There is room for a lot of research here.
Perhaps Paula’s dyspnea [defined as metal anguish by Arthur Guyton Medical Physiologist] was caused by a hidden injury to the vocal cords in the airway. Perhaps Paula had an undiagnosed attack of Vocal cord dysfunction. “ Vocal cord Dysfunction involves inappropriate vocal cord motion that produces partial airway obstruction. Patients may present with respiratory distress that is often mistakenly diagnosed [as asthma]” .https://www.aafp.org/afp/2010/0115/p156.html ,American Family Physician Vocal Cord Dysfunction.
Mania also changes breathing and speech. Mania involves non stop, rapid speech which feels as if the air is and speech are being pushed out involuntarily. Maybe mania releases a lot of CO2; it is kind of like panting with speech.
Paula’s speech during her depressive attack, was further impeded by stiffness in the lower muscles of the face. She had dfficulty physically forming words. It required extra effort.
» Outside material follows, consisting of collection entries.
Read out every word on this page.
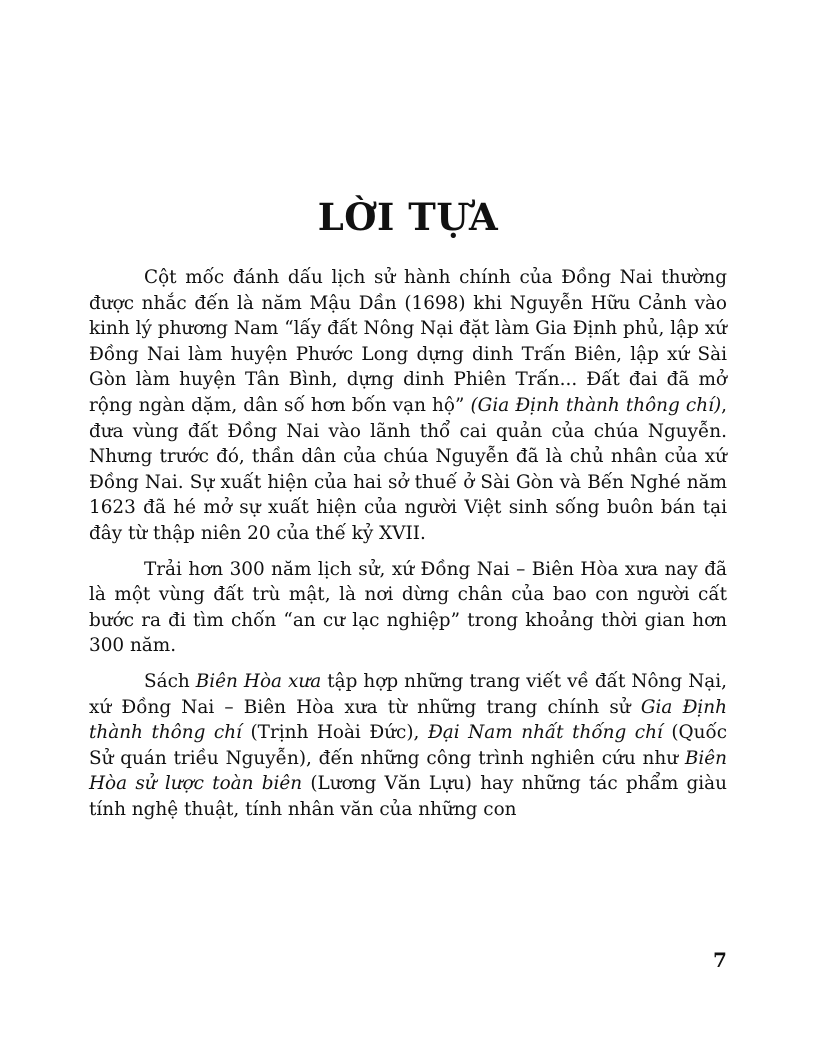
LỜI TỰA

Cột mốc đánh dấu lịch sử hành chính của Đồng Nai thường được nhắc đến là năm Mậu Dần (1698) khi Nguyễn Hữu Cảnh vào kinh lý phương Nam “lấy đất Nông Nại đặt làm Gia Định phủ, lập xứ Đồng Nai làm huyện Phước Long dựng dinh Trấn Biên, lập xứ Sài Gòn làm huyện Tân Bình, dựng dinh Phiên Trấn... Đất đai đã mở rộng ngàn dặm, dân số hơn bốn vạn hộ” (Gia Định thành thông chí), đưa vùng đất Đồng Nai vào lãnh thổ cai quản của chúa Nguyễn. Nhưng trước đó, thần dân của chúa Nguyễn đã là chủ nhân của xứ Đồng Nai. Sự xuất hiện của hai sở thuế ở Sài Gòn và Bến Nghé năm 1623 đã hé mở sự xuất hiện của người Việt sinh sống buôn bán tại đây từ thập niên 20 của thế kỷ XVII.

Trải hơn 300 năm lịch sử, xứ Đồng Nai – Biên Hòa xưa nay đã là một vùng đất trù mật, là nơi dừng chân của bao con người cất bước ra đi tìm chốn “an cư lạc nghiệp” trong khoảng thời gian hơn 300 năm.

Sách Biên Hòa xưa tập hợp những trang viết về đất Nông Nại, xứ Đồng Nai – Biên Hòa xưa từ những trang chính sử Gia Định thành thông chí (Trịnh Hoài Đức), Đại Nam nhất thống chí (Quốc Sử quán triều Nguyễn), đến những công trình nghiên cứu như Biên Hòa sử lược toàn biên (Lương Văn Lựu) hay những tác phẩm giàu tính nghệ thuật, tính nhân văn của những con

7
Muscle rigidity happens when a muscle or a group of muscles stays contracted or partly contracted for an extended period. This can be a side effect of medical application of opioids. Opioids in Medicine: A Comprehensive Review on the Mode of Action and the Use of Analgesics in Different Clinical Pain States by Enno Freye and Joseph V. Levy | page 241 May 4 2007
Could endogenous opioid receptors be involved? We know that opioids suppress breathing. Maybe , under certain circumstances [ too slow ineffective breathing] , naturally released internal stores of opioids also cause unpleasant muscle stiffness. We know that the body produces its own opioids. Could Paula’s breathing defect in health and in illness, be caused by naturally occurring opioids in the body?
” Functions of Endogenous Opioids In general, β-endorphin binds to multiple opioid receptors and depending on the receptor, functions to diminish pain, equilibrates food metabolism, mediates cardiovascular regulation, as well as drives euphoric responses attributed to higher order emotional and neurological systems. ” Chapter 8 Endogenous Opioids in the Etiology and Treatment of Multiple Sclerosis, Multiple Sclerosis: Perspectives in Treatment and Pathogenesis [Internet]. Zagon IS, McLaughlin PJ, editors. Brisbane (AU): Codon Publications; 2017 Nov 27.
When healthy, Paula is always happy, always content, it is frankly a little annoying for the rest of us mere [grumpy] mortals. Could she be naturally a little high due to naturally occurring opioid release to offset the pain [that is noticeably absent] of working so hard to push out all that carbon dioxide from her body with only 5 deep breathes, something which should be impossible to keep up all day?